Nothing pure happens right away. Takao hears distant laughter, rough like broken shells. Mina’s glass muffles something low and trimmed with the kind of hush she hears just before nodding off. Sora smiles. He says, ‘Got one—my granddad telling me pipes sing. Didn’t remember he used to say that.’
More games follow. Do you ever wonder what you’d catch overhead, if you bothered to wait?

The next day, Takao flips through his drawings and finds one he didn’t make: a cat sprawled across sharp city towers, paw on a child’s head. He asks Mina and Sora if either played a trick. Both look scared. The cat’s tag spells a name none of them know.
Pieces add up strange. Mina dreams about the umbrella woman, and when she walks through early haze she finds a single silver pin on the dirt—it matches the pin the stranger wore. After school, Sora waits at Takao’s gate and tells him the power went out last night, but not at Sora’s house. ‘I felt shapes passing,’ Sora says, voice raw. ‘I locked the doors and it didn’t help. Are you scared?’
Takao swallows, stands still. ‘Mostly I feel guilty. Like someone left open a gate and I let it stay swinging.’ Mina tries to comfort the group with sweet buns, passing them around, but her own hands shake.
Then comes the turn. A rusted van parks on the curb at dusk and the kids spot a child slipping out. She is calling for a cat none can see, waving a photo they saw sketched in the hidden page. She walks directly beneath the wires, shouts, ‘Did you grab his bell?’ Her English is slow—none reply, but Takao presses the red button on his recorder just in case before running over. Would you?

The girl, Jun, explains she visits Kitanami every ten years to find what she’s lost. ‘Memories rot if not aired out,’ she says. ‘That’s why every place feels different at sunset.’ Her story is clear, or perhaps just new. She asks to join the game.
They form a council by dark. Each brings out an item—a sketch, a jar, the glow of Sora’s old phone. Down the road, subtle figures—heavy coiled shapes—move in and out of the corner of vision. One old wire strums like a drawn bowstring, humming air signals to raw skin.
Takao listens closest but hears instead a croak: ‘shares count, memories lose only if no one tries to keep them alive.’ Mina records with her phone by now. Sora nods silent, and even Jun shivers in dim light, clutching the cat’s photo like it’s driftwood on stormwater.

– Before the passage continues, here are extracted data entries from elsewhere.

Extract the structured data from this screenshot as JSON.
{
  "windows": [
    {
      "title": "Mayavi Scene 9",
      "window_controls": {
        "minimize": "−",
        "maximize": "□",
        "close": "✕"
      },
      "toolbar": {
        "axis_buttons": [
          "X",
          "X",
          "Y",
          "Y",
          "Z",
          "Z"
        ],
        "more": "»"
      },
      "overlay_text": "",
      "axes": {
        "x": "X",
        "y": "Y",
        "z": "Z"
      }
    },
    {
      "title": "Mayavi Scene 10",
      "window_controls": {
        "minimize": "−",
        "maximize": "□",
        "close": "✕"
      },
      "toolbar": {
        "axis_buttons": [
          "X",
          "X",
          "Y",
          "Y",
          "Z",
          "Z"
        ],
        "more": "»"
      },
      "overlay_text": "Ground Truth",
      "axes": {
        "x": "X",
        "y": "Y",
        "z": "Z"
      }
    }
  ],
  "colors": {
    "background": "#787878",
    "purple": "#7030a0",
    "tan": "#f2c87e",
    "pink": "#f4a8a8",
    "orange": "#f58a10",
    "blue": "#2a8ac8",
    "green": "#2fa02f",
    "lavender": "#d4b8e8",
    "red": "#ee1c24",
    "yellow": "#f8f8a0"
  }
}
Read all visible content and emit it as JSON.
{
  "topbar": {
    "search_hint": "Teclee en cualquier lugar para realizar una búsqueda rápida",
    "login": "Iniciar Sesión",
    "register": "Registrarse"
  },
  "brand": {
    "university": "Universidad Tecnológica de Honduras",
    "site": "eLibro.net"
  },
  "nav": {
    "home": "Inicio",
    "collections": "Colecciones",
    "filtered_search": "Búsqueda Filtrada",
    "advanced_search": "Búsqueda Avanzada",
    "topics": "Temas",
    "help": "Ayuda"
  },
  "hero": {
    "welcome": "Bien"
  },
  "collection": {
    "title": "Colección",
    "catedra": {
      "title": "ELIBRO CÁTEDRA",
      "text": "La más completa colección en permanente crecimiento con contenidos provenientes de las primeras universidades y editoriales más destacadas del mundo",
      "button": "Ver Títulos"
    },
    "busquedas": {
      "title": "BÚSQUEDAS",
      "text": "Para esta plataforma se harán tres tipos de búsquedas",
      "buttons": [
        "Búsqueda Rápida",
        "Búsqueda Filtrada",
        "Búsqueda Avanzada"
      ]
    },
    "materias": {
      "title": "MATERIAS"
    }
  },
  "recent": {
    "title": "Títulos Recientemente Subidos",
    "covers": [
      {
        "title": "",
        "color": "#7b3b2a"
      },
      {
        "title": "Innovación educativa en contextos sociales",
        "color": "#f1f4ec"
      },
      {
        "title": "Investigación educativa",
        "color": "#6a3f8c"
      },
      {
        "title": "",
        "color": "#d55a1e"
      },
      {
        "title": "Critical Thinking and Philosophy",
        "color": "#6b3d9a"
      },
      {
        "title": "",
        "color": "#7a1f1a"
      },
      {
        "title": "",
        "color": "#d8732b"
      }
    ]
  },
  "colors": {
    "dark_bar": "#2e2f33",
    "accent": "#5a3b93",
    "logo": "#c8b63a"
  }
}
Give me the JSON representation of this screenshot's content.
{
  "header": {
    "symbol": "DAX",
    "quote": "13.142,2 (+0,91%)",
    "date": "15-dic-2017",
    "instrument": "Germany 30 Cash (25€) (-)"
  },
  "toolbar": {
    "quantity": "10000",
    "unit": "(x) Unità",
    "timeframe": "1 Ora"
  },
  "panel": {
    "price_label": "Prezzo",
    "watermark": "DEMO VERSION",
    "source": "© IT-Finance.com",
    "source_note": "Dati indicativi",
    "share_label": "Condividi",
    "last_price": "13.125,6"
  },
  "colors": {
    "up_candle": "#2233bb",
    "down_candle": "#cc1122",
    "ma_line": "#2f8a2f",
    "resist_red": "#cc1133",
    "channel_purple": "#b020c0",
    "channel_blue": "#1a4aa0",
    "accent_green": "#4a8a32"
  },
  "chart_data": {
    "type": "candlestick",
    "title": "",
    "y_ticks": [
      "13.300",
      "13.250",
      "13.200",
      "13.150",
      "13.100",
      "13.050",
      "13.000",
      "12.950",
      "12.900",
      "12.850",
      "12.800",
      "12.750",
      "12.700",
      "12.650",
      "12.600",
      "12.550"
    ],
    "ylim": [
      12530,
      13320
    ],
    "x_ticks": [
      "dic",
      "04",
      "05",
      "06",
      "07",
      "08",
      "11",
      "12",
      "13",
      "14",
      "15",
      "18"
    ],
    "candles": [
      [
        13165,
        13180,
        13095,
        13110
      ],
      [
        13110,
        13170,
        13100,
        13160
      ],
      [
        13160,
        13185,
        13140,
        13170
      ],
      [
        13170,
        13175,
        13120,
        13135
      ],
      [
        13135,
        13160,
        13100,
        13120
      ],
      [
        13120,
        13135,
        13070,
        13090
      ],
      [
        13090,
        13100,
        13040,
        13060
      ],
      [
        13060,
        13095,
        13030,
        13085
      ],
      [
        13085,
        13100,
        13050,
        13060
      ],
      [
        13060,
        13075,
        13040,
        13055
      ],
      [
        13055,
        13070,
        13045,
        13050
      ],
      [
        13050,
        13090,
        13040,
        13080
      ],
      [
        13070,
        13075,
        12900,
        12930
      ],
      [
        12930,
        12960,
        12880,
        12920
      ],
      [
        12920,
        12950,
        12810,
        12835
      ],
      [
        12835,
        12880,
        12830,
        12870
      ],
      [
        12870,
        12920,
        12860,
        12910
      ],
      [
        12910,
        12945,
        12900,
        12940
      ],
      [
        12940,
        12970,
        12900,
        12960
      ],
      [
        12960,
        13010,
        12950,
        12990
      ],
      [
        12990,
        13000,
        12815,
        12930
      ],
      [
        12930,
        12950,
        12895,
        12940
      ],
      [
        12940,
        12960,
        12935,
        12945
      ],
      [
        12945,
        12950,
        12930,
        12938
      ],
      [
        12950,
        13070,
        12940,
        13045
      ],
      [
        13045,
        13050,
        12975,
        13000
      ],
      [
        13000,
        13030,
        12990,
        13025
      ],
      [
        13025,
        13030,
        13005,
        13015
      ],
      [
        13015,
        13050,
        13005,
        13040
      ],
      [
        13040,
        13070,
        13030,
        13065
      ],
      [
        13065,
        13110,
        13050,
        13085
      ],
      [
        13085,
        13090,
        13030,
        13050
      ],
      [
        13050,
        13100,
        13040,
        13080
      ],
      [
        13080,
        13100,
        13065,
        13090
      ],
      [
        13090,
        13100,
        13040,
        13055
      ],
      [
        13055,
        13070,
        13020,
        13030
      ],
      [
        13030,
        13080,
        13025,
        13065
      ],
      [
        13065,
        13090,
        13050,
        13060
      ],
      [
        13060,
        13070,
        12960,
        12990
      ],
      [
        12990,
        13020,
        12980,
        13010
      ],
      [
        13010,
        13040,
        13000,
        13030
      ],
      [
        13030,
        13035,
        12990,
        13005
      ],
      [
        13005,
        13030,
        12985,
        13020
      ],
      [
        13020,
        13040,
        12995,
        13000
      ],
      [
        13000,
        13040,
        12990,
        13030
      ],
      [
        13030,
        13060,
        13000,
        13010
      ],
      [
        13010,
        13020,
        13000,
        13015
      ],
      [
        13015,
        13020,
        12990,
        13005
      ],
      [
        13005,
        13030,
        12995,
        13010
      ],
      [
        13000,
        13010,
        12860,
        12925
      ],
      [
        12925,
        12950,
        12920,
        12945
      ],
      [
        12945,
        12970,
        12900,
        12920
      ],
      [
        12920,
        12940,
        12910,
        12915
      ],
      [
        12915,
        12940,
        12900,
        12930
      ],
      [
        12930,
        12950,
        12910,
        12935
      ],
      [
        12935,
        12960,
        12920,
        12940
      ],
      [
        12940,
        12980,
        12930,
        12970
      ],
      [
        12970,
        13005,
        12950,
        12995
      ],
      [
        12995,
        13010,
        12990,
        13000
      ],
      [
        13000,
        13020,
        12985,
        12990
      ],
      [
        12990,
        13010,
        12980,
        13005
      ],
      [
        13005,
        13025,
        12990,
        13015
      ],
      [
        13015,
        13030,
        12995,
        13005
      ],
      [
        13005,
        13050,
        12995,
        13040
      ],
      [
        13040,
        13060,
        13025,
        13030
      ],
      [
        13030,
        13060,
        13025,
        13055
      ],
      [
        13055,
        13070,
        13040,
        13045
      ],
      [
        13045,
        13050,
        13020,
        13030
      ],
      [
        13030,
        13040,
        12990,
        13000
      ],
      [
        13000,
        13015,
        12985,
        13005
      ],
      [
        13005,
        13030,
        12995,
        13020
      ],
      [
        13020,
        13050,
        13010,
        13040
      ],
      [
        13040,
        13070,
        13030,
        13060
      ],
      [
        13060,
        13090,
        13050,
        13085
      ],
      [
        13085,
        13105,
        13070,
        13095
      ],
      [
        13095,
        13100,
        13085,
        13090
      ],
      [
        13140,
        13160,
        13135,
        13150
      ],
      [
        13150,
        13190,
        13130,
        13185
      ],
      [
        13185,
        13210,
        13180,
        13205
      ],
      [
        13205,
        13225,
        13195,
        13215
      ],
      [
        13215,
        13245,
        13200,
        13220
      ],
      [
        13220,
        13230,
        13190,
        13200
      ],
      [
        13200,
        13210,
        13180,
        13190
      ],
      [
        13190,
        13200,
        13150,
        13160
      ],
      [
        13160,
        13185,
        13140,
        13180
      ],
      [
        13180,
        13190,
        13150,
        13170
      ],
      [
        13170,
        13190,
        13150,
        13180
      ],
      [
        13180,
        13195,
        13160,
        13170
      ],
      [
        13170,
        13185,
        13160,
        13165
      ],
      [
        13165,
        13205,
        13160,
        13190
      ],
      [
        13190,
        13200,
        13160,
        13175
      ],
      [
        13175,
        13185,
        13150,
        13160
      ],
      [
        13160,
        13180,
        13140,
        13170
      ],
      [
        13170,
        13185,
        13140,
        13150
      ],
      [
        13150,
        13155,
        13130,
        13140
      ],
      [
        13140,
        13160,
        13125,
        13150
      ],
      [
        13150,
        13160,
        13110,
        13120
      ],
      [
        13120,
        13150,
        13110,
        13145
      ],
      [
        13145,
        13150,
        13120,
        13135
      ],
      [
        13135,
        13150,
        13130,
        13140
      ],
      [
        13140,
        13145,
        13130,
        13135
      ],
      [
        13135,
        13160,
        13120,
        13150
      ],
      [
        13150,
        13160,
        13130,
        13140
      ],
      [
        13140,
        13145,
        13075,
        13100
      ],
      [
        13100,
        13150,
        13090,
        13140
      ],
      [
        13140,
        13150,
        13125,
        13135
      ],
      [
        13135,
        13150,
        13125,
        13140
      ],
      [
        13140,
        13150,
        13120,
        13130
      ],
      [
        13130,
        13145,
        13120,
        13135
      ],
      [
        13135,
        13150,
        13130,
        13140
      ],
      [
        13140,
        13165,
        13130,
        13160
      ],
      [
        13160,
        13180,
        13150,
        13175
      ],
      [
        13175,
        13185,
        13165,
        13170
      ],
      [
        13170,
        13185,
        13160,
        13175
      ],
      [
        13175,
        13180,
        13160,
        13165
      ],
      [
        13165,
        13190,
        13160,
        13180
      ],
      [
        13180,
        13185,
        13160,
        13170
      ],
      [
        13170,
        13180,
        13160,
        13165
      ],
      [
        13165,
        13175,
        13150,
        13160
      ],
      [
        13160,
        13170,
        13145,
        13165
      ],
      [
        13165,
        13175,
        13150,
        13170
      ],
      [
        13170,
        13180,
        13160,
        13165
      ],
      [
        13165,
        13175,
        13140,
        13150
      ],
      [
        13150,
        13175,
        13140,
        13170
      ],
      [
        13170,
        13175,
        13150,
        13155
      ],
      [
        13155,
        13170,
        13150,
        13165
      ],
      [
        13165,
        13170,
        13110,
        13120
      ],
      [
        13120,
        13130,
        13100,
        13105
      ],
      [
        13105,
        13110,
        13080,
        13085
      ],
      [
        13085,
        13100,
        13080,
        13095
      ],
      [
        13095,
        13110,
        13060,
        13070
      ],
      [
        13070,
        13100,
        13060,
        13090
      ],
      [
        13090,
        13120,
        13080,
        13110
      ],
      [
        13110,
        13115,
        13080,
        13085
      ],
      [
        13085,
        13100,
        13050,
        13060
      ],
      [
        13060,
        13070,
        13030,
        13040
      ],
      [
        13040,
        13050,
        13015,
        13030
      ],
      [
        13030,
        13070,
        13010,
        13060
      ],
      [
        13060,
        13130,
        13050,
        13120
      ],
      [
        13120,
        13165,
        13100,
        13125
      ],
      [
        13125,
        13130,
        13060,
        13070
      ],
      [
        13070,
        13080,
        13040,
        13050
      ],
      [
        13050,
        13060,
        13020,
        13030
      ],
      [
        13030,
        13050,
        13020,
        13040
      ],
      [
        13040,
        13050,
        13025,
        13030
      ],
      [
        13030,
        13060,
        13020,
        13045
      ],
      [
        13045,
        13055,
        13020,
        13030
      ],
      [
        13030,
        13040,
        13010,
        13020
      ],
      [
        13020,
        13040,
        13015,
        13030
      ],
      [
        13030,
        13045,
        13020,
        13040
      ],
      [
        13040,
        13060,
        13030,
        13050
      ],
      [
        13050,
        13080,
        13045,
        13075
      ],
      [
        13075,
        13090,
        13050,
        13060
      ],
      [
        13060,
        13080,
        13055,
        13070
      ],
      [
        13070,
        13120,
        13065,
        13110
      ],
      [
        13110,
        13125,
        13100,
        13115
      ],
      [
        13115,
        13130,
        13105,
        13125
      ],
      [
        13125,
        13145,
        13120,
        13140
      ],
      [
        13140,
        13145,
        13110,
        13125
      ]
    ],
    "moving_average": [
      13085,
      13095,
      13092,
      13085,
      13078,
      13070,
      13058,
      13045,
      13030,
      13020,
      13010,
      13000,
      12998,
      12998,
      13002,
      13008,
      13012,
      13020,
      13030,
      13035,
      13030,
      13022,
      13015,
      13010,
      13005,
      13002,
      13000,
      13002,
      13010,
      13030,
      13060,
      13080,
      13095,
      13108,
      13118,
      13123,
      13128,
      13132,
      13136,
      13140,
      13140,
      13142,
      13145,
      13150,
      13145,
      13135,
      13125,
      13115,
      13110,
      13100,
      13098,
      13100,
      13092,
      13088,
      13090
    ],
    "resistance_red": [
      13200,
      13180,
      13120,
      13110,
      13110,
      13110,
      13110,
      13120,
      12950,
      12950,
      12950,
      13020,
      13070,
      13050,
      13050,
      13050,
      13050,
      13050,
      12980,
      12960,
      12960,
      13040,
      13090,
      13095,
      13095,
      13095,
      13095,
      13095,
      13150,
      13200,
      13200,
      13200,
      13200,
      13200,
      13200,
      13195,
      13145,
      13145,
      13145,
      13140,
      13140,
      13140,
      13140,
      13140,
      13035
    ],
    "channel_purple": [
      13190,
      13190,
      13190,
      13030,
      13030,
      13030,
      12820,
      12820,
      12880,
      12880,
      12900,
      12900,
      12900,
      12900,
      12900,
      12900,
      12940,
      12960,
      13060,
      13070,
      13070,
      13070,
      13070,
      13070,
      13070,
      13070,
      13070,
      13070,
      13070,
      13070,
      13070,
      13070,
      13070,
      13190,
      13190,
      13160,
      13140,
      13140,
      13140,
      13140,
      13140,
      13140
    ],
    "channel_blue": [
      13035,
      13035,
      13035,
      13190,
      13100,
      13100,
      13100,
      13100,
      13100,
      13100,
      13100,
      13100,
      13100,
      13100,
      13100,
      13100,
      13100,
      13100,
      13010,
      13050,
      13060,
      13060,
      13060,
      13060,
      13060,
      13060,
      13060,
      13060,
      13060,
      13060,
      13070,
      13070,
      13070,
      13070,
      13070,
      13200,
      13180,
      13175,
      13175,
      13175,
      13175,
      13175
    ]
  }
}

Before the episode bends to close, every glass, phone, sketchbook, and tape blurs over with moving shapes and private voices just out of reach. The van is gone when they look up—the string-light pieces from the cat’s tag remain. The child Jun hints: ‘We can learn who lost what. If tomorrow comes, are you in?’
An echo pulses through the ground, waking dogs far up the hill. If you sat by closing wires, would you have the nerve to stay for what comes next?
The textures of hope and loss tangle quietly, but it’s clear—the real game has just begun.